Since compression forces the same number of molecules into a smaller space, the density of the gas rises. This is a straightforward consequence: mass stays constant while volume decreases, so mass per unit volume goes up. At twice the pressure (and constant temperature), a gas has twice the density. This is why compressed air tanks can hold enough breathable gas for an hour-long dive in a cylinder you can carry on your back.

Enough Compression Can Turn Gas Into Liquid

If you compress a gas far enough and the temperature is low enough, the molecules will be pushed so close together that attractive forces between them take over, and the gas condenses into a liquid. This is how propane is stored in tanks and how industrial gases like oxygen and carbon dioxide are transported.

There’s a catch, though. Every substance has a critical temperature above which no amount of pressure will liquefy it. For carbon dioxide, that threshold is about 31°C, which is close to room temperature. For water, it’s 374°C. For oxygen, it’s a frigid -119°C, which is why liquefying oxygen requires both high pressure (about 50 atmospheres at the critical point) and serious cooling. Above the critical temperature, the gas enters a strange state called a supercritical fluid, which has properties of both a gas and a liquid but won’t fully condense no matter how hard you squeeze.

Real Gases Behave Differently Under Extreme Pressure

The simple rules above assume gas molecules are tiny points with no volume and no attraction to each other. That’s a useful simplification at everyday pressures, but it breaks down when compression gets extreme.

At very high pressures, two things happen that the simple model doesn’t predict. First, the molecules themselves take up a meaningful fraction of the total space. You can’t compress the gas as much as the simple equations suggest because the molecules have actual physical volume that can’t be squeezed away. This makes the real gas occupy more space than the idealized math predicts.

Second, molecules do attract each other slightly. At moderate compression, this attractive force pulls molecules inward and reduces the pressure slightly below what you’d calculate from the simple model. Carbon dioxide is a good example: as you compress it, the measured pressure initially falls below the idealized prediction because CO2 molecules attract each other relatively strongly.
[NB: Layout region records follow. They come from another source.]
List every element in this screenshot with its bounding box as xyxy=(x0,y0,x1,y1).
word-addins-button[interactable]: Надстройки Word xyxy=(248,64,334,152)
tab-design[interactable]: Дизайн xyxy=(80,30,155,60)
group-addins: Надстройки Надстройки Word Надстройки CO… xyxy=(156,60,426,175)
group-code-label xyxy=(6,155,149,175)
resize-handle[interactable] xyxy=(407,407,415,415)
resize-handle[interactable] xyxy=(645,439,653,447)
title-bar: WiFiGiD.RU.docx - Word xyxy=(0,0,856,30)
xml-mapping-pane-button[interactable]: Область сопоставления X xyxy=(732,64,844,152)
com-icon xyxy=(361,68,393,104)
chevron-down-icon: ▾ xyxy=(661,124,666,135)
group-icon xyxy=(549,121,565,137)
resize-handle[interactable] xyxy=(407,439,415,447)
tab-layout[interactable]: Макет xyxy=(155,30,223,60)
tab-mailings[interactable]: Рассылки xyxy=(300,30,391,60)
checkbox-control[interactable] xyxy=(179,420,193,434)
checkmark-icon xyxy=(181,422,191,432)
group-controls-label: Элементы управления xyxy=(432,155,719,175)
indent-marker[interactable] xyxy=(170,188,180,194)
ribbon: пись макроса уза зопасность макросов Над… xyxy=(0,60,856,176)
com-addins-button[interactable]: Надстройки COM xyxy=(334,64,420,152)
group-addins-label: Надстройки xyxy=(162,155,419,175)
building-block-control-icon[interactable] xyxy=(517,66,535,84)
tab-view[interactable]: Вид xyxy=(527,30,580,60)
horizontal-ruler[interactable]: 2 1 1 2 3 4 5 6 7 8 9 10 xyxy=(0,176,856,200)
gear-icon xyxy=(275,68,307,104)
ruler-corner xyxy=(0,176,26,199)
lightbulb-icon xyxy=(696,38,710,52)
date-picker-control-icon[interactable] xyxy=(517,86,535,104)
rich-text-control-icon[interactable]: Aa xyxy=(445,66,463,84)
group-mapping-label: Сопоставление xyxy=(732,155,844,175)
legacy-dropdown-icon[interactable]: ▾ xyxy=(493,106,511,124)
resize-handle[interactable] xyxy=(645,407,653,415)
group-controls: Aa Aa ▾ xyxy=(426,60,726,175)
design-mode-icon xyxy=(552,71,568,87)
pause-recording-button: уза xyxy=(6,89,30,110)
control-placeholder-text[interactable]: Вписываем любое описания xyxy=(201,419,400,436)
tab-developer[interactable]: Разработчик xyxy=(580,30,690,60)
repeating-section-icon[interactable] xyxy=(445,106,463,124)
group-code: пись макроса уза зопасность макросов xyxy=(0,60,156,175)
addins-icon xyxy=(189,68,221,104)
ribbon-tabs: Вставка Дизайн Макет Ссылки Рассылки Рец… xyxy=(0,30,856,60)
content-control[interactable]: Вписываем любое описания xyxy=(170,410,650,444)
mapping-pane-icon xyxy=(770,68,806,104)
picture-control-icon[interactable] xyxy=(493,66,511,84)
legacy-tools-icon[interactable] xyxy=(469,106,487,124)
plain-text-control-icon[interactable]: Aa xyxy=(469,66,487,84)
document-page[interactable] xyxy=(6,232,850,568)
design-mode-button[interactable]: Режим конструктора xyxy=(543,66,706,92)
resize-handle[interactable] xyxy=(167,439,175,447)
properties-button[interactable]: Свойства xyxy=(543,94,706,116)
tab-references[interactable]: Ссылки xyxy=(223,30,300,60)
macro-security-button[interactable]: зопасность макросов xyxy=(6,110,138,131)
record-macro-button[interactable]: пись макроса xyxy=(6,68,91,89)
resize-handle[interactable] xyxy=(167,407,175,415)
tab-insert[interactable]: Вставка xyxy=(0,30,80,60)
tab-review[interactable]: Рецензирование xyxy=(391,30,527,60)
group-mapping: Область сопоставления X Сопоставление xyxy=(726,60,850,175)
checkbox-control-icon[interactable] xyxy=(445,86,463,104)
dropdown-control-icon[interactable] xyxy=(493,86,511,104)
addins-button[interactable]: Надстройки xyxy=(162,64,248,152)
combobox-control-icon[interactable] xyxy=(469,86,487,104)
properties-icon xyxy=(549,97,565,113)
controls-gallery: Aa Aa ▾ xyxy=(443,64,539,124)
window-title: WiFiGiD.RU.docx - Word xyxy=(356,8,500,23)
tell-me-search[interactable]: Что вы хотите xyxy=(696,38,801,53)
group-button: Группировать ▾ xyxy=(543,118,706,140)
But at very high pressures, the volume effect dominates, and the real pressure climbs above the prediction.

These competing effects are why engineers working with high-pressure systems use more complex equations that account for molecular size and intermolecular attraction, rather than relying on the simplified version taught in introductory courses.

Energy Is Stored in Compressed Gas

Compressing a gas requires work, and that energy doesn’t disappear. It’s stored in the gas as increased internal energy (in the case of rapid compression) or transferred out as heat (in slow compression). This is why compressed gas is genuinely an energy storage medium. When you release the gas, it expands, does work on its surroundings, and cools down. Pneumatic tools, air brakes, and pressurized spray cans all rely on this stored energy to function.

The amount of work needed to compress a gas depends on the external pressure applied. You have to push harder than the gas pushes back. The greater the pressure difference between outside and inside, the more energy it takes to force the gas into a smaller volume, and the more energy is available when the gas expands again.